"A portrait is a picture in which there is just a tiny little something not quite right about the mouth." -- John Singer Sargent

Tuesday, March 5, 2019

Judith Martin


This 2008 portrait of Judith Martin by Victor Edelstein entitled Judith Martin in Venice hangs in the National Portrait Gallery in Washington, DC.
Since 1981, Judith Martin -known as the Washington Post's “Miss Manners”-has traveled to Venice for extended stays. Martin sat for this portrait in the historic Palazzo Albrizzi. Victor Edelstein, a former fashion designer, selected the costume from Martin's wardrobe.
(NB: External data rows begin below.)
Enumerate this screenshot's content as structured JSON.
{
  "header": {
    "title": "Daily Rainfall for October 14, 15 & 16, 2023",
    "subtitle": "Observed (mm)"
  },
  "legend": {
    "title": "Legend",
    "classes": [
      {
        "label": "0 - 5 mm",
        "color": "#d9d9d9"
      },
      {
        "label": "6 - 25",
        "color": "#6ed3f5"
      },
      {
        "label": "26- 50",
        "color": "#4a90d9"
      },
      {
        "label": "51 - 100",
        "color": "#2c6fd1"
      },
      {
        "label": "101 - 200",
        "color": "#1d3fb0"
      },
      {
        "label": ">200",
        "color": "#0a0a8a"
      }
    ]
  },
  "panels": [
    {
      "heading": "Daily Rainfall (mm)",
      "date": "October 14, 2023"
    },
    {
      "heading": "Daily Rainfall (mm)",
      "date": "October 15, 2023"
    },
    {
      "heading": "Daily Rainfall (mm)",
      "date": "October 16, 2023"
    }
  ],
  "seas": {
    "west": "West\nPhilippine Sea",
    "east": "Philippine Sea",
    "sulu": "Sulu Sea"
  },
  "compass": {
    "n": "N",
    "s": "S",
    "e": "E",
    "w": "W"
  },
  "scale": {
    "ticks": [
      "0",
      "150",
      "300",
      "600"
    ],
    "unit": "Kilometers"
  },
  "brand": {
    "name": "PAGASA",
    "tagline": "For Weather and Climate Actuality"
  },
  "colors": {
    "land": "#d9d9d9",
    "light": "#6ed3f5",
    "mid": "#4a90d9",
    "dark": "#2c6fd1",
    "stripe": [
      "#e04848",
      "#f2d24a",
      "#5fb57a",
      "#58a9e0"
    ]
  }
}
Martin is shown with books that she authored; and the model of the vaporetto was made by a well-known Venetian craftsman.

Martin chafes at being dismissed as a “woman's writer.” She has pointed out the valuable contributions she has made to journalism while reporting on the “woman's sphere,” including reporting on the women's rights movements of the 1960s and 1970s, “when other parts of the paper mentioned it rarefy and then only as a joke.” She asked in 2014, “Who could ever have been so blind and bigoted as to believe that only women attended parties, had children, wore clothes, lived in homes and ate food?”

The painting features Judith Martin's books in front of a model of a Venetian water bus.


Horizontally we see her book No Vulgar Hotel: The Desire and Pursuit of Venice, leaning on which is Miss Manners Minds Your Business which she wrote with her husband Nicholas Ivor Martin.


Victor Edelstein 2008

In the National Portrait Gallery Judith Martin hangs across the door from fellow advise columnist Ann Landers.